McConnell countered that an estimate is not a contract. Hart asked whether the estimate isn’t important to consider when deciding if there was mutual agreement to the contract. “Part of the picture that we have to look at is that she was told by the hospital that she would have to pay $1,336,” Hart said. “It doesn’t mean it’s part of the contract, but it’s part of understanding what she could have been agreeing to.”

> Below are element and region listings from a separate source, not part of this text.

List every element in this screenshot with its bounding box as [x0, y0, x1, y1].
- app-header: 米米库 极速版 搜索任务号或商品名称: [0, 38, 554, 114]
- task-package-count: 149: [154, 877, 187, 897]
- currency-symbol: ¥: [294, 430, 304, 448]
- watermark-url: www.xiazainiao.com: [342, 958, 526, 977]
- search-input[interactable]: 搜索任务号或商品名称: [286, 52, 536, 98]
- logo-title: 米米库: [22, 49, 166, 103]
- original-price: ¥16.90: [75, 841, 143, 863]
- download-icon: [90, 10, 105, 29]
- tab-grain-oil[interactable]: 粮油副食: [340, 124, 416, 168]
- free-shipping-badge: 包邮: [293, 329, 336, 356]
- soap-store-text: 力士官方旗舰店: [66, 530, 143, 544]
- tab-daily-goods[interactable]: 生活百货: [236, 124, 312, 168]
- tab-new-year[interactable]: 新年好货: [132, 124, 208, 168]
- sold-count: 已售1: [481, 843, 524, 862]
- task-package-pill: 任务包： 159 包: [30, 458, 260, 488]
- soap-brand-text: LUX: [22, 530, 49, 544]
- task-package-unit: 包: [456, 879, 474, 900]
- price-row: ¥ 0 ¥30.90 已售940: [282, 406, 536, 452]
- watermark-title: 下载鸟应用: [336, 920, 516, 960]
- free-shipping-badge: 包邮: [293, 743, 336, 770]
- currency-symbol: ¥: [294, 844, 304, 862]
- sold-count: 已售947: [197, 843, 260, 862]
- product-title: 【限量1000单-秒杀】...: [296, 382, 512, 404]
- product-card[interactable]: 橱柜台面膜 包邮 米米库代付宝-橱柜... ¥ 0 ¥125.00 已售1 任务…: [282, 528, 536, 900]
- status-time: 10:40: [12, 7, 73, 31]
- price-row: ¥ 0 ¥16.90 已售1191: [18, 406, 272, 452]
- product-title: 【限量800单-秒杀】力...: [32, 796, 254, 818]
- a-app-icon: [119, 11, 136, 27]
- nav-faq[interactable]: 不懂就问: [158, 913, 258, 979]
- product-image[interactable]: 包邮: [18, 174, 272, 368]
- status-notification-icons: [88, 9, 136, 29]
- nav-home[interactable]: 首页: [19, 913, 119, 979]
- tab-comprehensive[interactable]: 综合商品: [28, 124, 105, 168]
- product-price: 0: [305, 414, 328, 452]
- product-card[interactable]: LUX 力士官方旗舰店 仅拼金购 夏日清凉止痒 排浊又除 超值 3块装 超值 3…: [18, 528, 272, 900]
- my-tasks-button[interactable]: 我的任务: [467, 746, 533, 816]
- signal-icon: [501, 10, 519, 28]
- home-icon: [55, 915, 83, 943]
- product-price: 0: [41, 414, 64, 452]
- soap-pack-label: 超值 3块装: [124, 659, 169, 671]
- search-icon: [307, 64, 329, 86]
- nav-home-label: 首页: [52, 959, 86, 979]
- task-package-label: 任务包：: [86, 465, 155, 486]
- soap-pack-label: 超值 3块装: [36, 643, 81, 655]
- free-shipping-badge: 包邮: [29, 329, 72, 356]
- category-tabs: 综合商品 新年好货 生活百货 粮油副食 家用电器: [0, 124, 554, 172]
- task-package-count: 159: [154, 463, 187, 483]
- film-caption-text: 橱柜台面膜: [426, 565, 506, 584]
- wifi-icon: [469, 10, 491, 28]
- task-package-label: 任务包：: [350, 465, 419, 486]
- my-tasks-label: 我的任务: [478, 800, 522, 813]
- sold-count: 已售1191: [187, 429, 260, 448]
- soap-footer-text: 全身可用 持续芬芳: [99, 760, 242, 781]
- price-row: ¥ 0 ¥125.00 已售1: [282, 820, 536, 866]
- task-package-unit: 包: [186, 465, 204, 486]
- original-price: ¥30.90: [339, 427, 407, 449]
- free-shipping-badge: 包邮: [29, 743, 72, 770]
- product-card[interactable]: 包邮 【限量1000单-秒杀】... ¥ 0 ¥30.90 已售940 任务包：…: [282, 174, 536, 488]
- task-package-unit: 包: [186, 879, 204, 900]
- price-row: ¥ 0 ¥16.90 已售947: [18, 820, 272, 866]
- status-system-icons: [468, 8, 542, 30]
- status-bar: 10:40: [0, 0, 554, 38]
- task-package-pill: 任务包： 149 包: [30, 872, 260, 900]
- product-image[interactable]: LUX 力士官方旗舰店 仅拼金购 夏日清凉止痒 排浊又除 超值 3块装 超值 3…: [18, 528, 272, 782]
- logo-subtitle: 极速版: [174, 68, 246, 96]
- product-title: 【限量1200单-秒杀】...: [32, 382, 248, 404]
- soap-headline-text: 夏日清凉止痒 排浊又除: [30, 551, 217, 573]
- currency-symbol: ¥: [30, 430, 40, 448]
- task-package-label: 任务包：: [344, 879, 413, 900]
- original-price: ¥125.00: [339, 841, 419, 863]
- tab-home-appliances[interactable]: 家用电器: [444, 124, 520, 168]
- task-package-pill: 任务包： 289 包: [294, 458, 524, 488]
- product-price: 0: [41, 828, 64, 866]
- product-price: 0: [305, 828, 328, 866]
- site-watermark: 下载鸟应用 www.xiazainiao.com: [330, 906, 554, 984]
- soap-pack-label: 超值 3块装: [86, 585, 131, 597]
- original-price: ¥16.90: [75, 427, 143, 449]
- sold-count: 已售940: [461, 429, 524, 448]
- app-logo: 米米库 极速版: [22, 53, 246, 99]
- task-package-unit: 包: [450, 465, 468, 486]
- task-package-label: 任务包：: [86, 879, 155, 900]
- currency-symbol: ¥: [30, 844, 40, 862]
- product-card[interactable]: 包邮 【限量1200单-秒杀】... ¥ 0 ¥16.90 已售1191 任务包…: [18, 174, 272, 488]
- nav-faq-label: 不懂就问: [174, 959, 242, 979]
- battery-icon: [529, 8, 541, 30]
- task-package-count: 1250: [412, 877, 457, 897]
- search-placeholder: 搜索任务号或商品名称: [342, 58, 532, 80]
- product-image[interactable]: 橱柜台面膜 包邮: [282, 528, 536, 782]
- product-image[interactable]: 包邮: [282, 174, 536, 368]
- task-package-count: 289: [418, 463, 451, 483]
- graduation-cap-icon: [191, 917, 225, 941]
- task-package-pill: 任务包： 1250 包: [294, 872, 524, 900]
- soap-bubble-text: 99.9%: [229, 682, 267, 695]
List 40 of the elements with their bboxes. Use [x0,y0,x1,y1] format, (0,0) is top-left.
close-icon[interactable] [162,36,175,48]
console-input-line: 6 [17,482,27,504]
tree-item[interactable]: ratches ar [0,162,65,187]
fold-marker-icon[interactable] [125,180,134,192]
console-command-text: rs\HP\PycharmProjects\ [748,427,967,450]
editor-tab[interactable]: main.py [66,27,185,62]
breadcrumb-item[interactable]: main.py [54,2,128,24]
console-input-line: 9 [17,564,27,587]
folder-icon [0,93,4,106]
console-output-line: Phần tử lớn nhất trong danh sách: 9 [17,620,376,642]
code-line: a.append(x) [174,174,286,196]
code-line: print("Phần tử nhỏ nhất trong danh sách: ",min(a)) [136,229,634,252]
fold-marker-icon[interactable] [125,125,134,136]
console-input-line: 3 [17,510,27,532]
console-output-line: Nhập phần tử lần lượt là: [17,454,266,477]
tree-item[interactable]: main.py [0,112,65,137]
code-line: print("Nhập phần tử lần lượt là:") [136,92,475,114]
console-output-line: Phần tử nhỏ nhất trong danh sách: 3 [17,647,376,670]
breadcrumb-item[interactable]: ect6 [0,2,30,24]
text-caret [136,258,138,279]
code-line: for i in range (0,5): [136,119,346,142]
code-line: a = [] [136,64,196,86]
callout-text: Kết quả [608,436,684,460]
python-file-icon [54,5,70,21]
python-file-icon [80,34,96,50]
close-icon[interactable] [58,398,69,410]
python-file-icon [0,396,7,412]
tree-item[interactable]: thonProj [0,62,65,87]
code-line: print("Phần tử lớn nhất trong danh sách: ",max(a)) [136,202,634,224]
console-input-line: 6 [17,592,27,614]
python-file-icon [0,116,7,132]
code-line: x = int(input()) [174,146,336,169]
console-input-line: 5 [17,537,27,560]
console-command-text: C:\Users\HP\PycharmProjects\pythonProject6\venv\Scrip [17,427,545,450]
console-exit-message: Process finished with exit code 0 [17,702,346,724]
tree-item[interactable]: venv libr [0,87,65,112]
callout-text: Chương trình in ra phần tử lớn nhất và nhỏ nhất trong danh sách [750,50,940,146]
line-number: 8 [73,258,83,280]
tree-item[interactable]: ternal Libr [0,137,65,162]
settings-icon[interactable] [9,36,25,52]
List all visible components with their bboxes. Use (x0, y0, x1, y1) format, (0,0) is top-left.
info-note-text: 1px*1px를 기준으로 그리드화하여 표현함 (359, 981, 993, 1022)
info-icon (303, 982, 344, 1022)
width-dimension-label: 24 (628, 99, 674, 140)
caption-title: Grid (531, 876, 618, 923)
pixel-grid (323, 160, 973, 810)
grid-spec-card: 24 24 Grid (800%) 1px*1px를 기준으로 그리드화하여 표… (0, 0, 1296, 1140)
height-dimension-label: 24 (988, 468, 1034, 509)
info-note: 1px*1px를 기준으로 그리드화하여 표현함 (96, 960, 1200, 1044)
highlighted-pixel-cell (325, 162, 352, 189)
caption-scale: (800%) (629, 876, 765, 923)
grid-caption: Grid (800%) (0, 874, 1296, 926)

McConnell pointed to French’s testimony during trial, in which she testified that she hadn’t read the services agreement, though she signed it three times. When French read the contract at trial, he said, she said she understood it meant she was responsible for whatever the insurance didn’t pay. “I would submit that is mutual assent,” McConnell said.
“So is it a blank check?” Gabriel asked, later adding that “they could have charged her a billion dollars and your position is she’s bound because she agreed — all charges means all charges.”
McConnell said that patients who cannot pay may apply for financial aid, which French didn’t do. He added that French was never going to be responsible for paying any judgment — her insurance would be. Gabriel responded that the judgment would be in French’s name and could affect her credit.
Samour asked why the hospital couldn’t just disclose the chargemaster rates for a given procedure in each services agreement, as Lavender had suggested. McConnell said the hospital has already updated its services agreement to incorporate by reference the chargemaster, which is now publicly available.
“Is this court going to say that it’s impossible to generate an enforceable contract unless every patient is given an estimate, which then is nothing more than an estimate?” McConnell asked. “All kinds of things could happen after that, and the way that hospitals work across the country has to fundamentally change.”